Now the Brady Bill was passed at the beginning of 94 was the first full year of its effect. The major decline of firearm deaths began in 93, however there is a slight increase in the slope of decline so if this was our only dataset, then I can see how people may make the argument that the Brady Bill helped. That still doesn't explain the previous decline. The AWB was passed at the end of 94. Interestingly enough, there is no increase in slope from 94 and 95. To me this indicates that the AWB had no effect (which as I said before was bundled with a crime bill that did a lot of other things).

Now let's look at the backend. The NICS came into effect at the end of '98. This ended the 5 day waiting period, a background check was still required. At this point the gun deaths level off. One explanation that could be made is that without the "cooling off" period, people were committing more crimes and suicides. Except that I said the deaths leveled off, there has been a very gentle fluctuation since then but essentially the rate has remained the same. In other words, gun deaths are happening at the same rate as immediately before the NICS came into effect.
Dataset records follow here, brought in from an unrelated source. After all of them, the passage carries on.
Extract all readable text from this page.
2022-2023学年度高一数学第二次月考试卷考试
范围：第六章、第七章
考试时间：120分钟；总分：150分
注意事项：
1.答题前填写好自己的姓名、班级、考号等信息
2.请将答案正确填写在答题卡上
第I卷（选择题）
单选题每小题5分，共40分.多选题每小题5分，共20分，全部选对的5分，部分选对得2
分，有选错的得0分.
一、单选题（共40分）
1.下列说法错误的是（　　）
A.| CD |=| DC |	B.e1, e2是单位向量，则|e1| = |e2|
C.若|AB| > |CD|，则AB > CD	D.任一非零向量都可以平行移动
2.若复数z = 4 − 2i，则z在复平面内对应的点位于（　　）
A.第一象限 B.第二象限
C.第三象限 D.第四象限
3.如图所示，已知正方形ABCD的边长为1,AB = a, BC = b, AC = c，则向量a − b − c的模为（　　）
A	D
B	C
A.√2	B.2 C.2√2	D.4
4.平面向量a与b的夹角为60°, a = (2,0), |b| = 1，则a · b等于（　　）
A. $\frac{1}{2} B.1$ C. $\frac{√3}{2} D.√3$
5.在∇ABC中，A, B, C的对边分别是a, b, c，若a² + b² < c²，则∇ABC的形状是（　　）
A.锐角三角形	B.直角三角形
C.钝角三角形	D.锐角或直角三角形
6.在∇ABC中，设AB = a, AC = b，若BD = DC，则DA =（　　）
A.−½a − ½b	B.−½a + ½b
For the AWB, it ended in 2004. There is a very slight increase but the flucuation is no more than the increase after 1999 or the decrease after 2002. Again during this entire time, the number of firearms per person in the country has been increasing (and presumably the number of firearms per criminals as well? maybe...).
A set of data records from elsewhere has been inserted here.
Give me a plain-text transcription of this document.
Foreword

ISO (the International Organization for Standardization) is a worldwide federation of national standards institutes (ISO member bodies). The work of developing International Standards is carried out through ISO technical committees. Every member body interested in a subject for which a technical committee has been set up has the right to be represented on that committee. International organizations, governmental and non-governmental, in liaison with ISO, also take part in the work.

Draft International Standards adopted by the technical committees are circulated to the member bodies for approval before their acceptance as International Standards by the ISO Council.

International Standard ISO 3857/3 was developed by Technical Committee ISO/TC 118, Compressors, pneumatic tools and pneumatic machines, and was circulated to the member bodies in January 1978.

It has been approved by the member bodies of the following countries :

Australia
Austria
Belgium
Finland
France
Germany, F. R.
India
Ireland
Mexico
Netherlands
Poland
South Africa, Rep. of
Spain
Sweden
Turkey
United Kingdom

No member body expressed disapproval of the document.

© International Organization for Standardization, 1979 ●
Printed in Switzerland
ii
Another interesting factoid, more people are now die of poisoning than firearms. The last thing to point out with this graph is a couple of the lines that are looking similar to the firearm: cut/pierce and struckby/against. Let's blow those up to look at them better.
Pretty cool huh! Firearms use the right scale, the others are on the left. It is easy to see the correlation between cut/pierce and firearm deaths. Almost like they are related. Struck by/pierce is not as easy to see since the rate is so low, but if we blew the scale up more, the general trend is there but the shape is note quite the same. What is important here is that the Brady Bill and the AWB had absolutely nothing to do with knifes or blunt objects. So if these are showing the same trends as firearms, then one would be hard pressed to explain the mechanism for the Brady Bill and AWB causing knife and bludgeoning deaths to decrease.

So in summary, when we only look at firearm deaths, it appears that there may be evidence to support the Brady Bill affecting the rate of firearm deaths, however once deaths by other means are looked at it is found that they have similar trends and were not affected by the Brady Bill. So more than likely, the change in firearm, knife, and bludgeoning deaths have a common cause. But let's not jump to conclusions just yet!

On to Part 2 ...

1 comment:

  1. Reputo,

    Great analysis. I fing it interesting that people who support rights tend to find, analyze and study the data available, yet those who try to restrict rights downplay or don't use facts.